Dava 03.09.2008 tarihinde meydana gelen iş kazası sonucu sürekli iş göremezlik nedeniyle maddi ve manevi tazminat istemine ilişkindir.
Mahkemece davacının maddi tazminat isteminin kabulüne, manevi tazminat isteminin ise kısmen kabulüne karar verilmiş ve bu karar süresinde davalı tarafça temyiz edilmiştir.
Sosyal Güvenlik Kurumu tarafından karşılanmayan zararın ödetilmesine ilişkin davalarda (tazminat davaları) öncelikle haksız zenginleşmeyi ve mükerrer ödemeyi önlemek için Kurum tarafından sigortalıya bağlanan gelirin peşin sermaye değerinin tazminattan düşülmesi gerektiği Yargıtay’ın oturmuş ve yerleşmiş görüşlerindendir.
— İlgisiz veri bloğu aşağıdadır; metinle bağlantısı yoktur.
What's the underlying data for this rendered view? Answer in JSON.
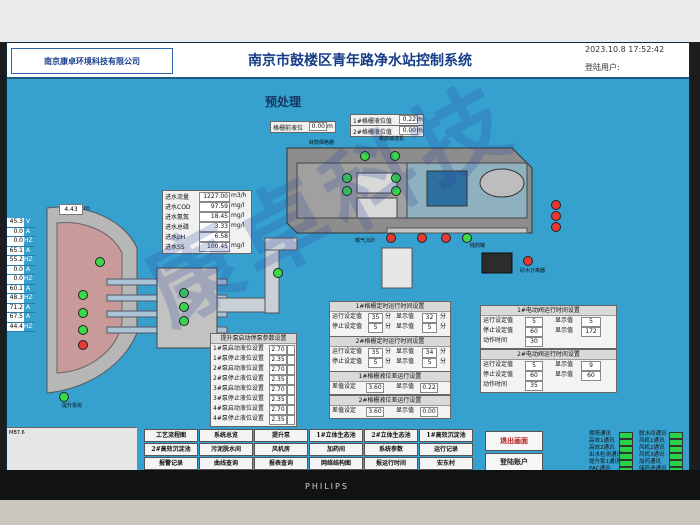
{
  "header": {
    "logo": "南京康卓环境科技有限公司",
    "title": "南京市鼓楼区青年路净水站控制系统",
    "datetime": "2023.10.8    17:52:42",
    "login_label": "登陆用户:"
  },
  "page": {
    "subtitle": "预处理"
  },
  "level_gauges": {
    "grid1_label": "1#格栅液位值",
    "grid1_value": "0.22",
    "grid1_unit": "m",
    "grid2_label": "2#格栅液位值",
    "grid2_value": "0.00",
    "grid2_unit": "m",
    "tank_label": "格栅前液位",
    "tank_value": "0.00",
    "tank_unit": "m"
  },
  "equipment_labels": {
    "screen": "转鼓细格栅",
    "sand": "螺旋输送机",
    "pump_house": "提升泵房",
    "aeration": "曝气沉砂",
    "sand_pump": "砂水分离器",
    "dosing": "储药罐",
    "flow_label": "4.43",
    "flow_unit": "m"
  },
  "influent": {
    "rows": [
      {
        "label": "进水流量",
        "value": "1227.00",
        "unit": "m3/h"
      },
      {
        "label": "进水COD",
        "value": "97.59",
        "unit": "mg/l"
      },
      {
        "label": "进水氨氮",
        "value": "18.45",
        "unit": "mg/l"
      },
      {
        "label": "进水总磷",
        "value": "3.33",
        "unit": "mg/l"
      },
      {
        "label": "进水pH",
        "value": "6.58",
        "unit": ""
      },
      {
        "label": "进水SS",
        "value": "100.45",
        "unit": "mg/l"
      }
    ]
  },
  "left_column": [
    {
      "value": "45.3",
      "unit": "V"
    },
    {
      "value": "0.0",
      "unit": "A"
    },
    {
      "value": "0.0",
      "unit": "HZ"
    },
    {
      "value": "65.1",
      "unit": "A"
    },
    {
      "value": "55.2",
      "unit": "HZ"
    },
    {
      "value": "0.0",
      "unit": "A"
    },
    {
      "value": "0.0",
      "unit": "HZ"
    },
    {
      "value": "60.1",
      "unit": "A"
    },
    {
      "value": "48.3",
      "unit": "HZ"
    },
    {
      "value": "71.2",
      "unit": "A"
    },
    {
      "value": "67.5",
      "unit": "A"
    },
    {
      "value": "44.4",
      "unit": "HZ"
    }
  ],
  "pump_setpoints": {
    "title": "提升泵启动停泵参数设置",
    "rows": [
      {
        "label": "1#泵启动液位设置",
        "value": "2.70"
      },
      {
        "label": "1#泵停止液位设置",
        "value": "2.35"
      },
      {
        "label": "2#泵启动液位设置",
        "value": "2.70"
      },
      {
        "label": "2#泵停止液位设置",
        "value": "2.35"
      },
      {
        "label": "3#泵启动液位设置",
        "value": "2.70"
      },
      {
        "label": "3#泵停止液位设置",
        "value": "2.35"
      },
      {
        "label": "4#泵启动液位设置",
        "value": "2.70"
      },
      {
        "label": "4#泵停止液位设置",
        "value": "2.35"
      }
    ]
  },
  "grid1_timer": {
    "title": "1#格栅定时运行时间设置",
    "rows": [
      {
        "label": "运行设定值",
        "set": "35",
        "u1": "分",
        "show_label": "显示值",
        "show": "32",
        "u2": "分"
      },
      {
        "label": "停止设定值",
        "set": "5",
        "u1": "分",
        "show_label": "显示值",
        "show": "5",
        "u2": "分"
      }
    ]
  },
  "grid2_timer": {
    "title": "2#格栅定时运行时间设置",
    "rows": [
      {
        "label": "运行设定值",
        "set": "35",
        "u1": "分",
        "show_label": "显示值",
        "show": "34",
        "u2": "分"
      },
      {
        "label": "停止设定值",
        "set": "5",
        "u1": "分",
        "show_label": "显示值",
        "show": "5",
        "u2": "分"
      }
    ]
  },
  "grid1_diff": {
    "title": "1#格栅液位差运行设置",
    "label": "差值设定",
    "value": "3.60",
    "mid": "显示值",
    "show": "0.22"
  },
  "grid2_diff": {
    "title": "2#格栅液位差运行设置",
    "label": "差值设定",
    "value": "3.60",
    "mid": "显示值",
    "show": "0.00"
  },
  "valve1": {
    "title": "1#电动阀运行时间设置",
    "rows": [
      {
        "label": "运行设定值",
        "set": "5",
        "show_label": "显示值",
        "show": "5"
      },
      {
        "label": "停止设定值",
        "set": "60",
        "show_label": "显示值",
        "show": "172"
      },
      {
        "label": "动作时间",
        "set": "30",
        "show_label": "",
        "show": ""
      }
    ]
  },
  "valve2": {
    "title": "2#电动阀运行时间设置",
    "rows": [
      {
        "label": "运行设定值",
        "set": "5",
        "show_label": "显示值",
        "show": "9"
      },
      {
        "label": "停止设定值",
        "set": "60",
        "show_label": "显示值",
        "show": "60"
      },
      {
        "label": "动作时间",
        "set": "35",
        "show_label": "",
        "show": ""
      }
    ]
  },
  "nav": {
    "row1": [
      "工艺流程图",
      "系统总览",
      "提升泵",
      "1#立体生态池",
      "2#立体生态池",
      "1#高效沉淀池"
    ],
    "row2": [
      "2#高效沉淀池",
      "污泥脱水间",
      "风机房",
      "加药间",
      "系统参数",
      "运行记录"
    ],
    "row3": [
      "报警记录",
      "曲线查询",
      "报表查询",
      "网络结构图",
      "报运行时间",
      "安东村"
    ],
    "exit": "退出画面",
    "account": "登陆账户"
  },
  "status_list": [
    "拥塔通讯",
    "高效1通讯",
    "高效2通讯",
    "出水检测通讯",
    "提升泵1通讯",
    "PAC通讯",
    "PAM通讯",
    "脱水间通讯",
    "风机1通讯",
    "风机2通讯",
    "风机3通讯",
    "加药通讯",
    "储药池通讯",
    "设备间通讯"
  ],
  "bottom_left": {
    "label": "MB7.6"
  },
  "screen_brand": "PHILIPS"
}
Diğer yandan, sigortalıya bağlanacak gelir ve hükmedilecek tazminatın miktarını doğrudan etkilemesi nedeniyle, işçide oluşan meslekte güç kayıp oranının hiçbir kuşku ve duraksamaya yer vermeksizin kesin olarak saptanması gerekir.
Bu yönüyle davanın yasal dayanağı 5510 sayılı Yasa’nın 19. maddesidir. Anılan maddeye göre iş kazası veya meslek hastalığı sonucu oluşan hastalık ve özürler nedeniyle Kurumca yetkilendirilen sağlık hizmeti sunucularının sağlık kurulları tarafından verilen raporlara istinaden Kurum sağlık kurulunca meslekte kazanma gücü en az %10 oranında azalmış bulunduğu tespit edilen sigortalının sürekli iş göremezlik gelirine hak kazanacağı, iş kazası ve meslek hastalığı sonucu sürekli iş göremezlik hallerinde meslekte kazanma gücündeki kayıp oranının belirlenmesine ve bu maddenin uygulanmasına ilişkin diğer usul ve esasların Kurum tarafından çıkarılacak yönetmelikle düzenleneceği bildirilmiştir. Bu yasal düzenleme gereğince düzenlenen Sosyal Sigorta İşlemleri Yönetmeliğinin 45. maddesinde sürekli iş göremezlik gelirinin iş kazası veya meslek hastalığı sonucu oluşan hastalık ve özürler nedeniyle Kurumca yetkilendirilen sağlık hizmeti sunucularının sağlık kurulları tarafından verilen raporlara istinaden Kurum Sağlık Kurulunca meslekte kazanma gücü en az %10 oranında azalmış bulunduğu tespit edilen sigortalıya bağlanacağı bildirilmiştir.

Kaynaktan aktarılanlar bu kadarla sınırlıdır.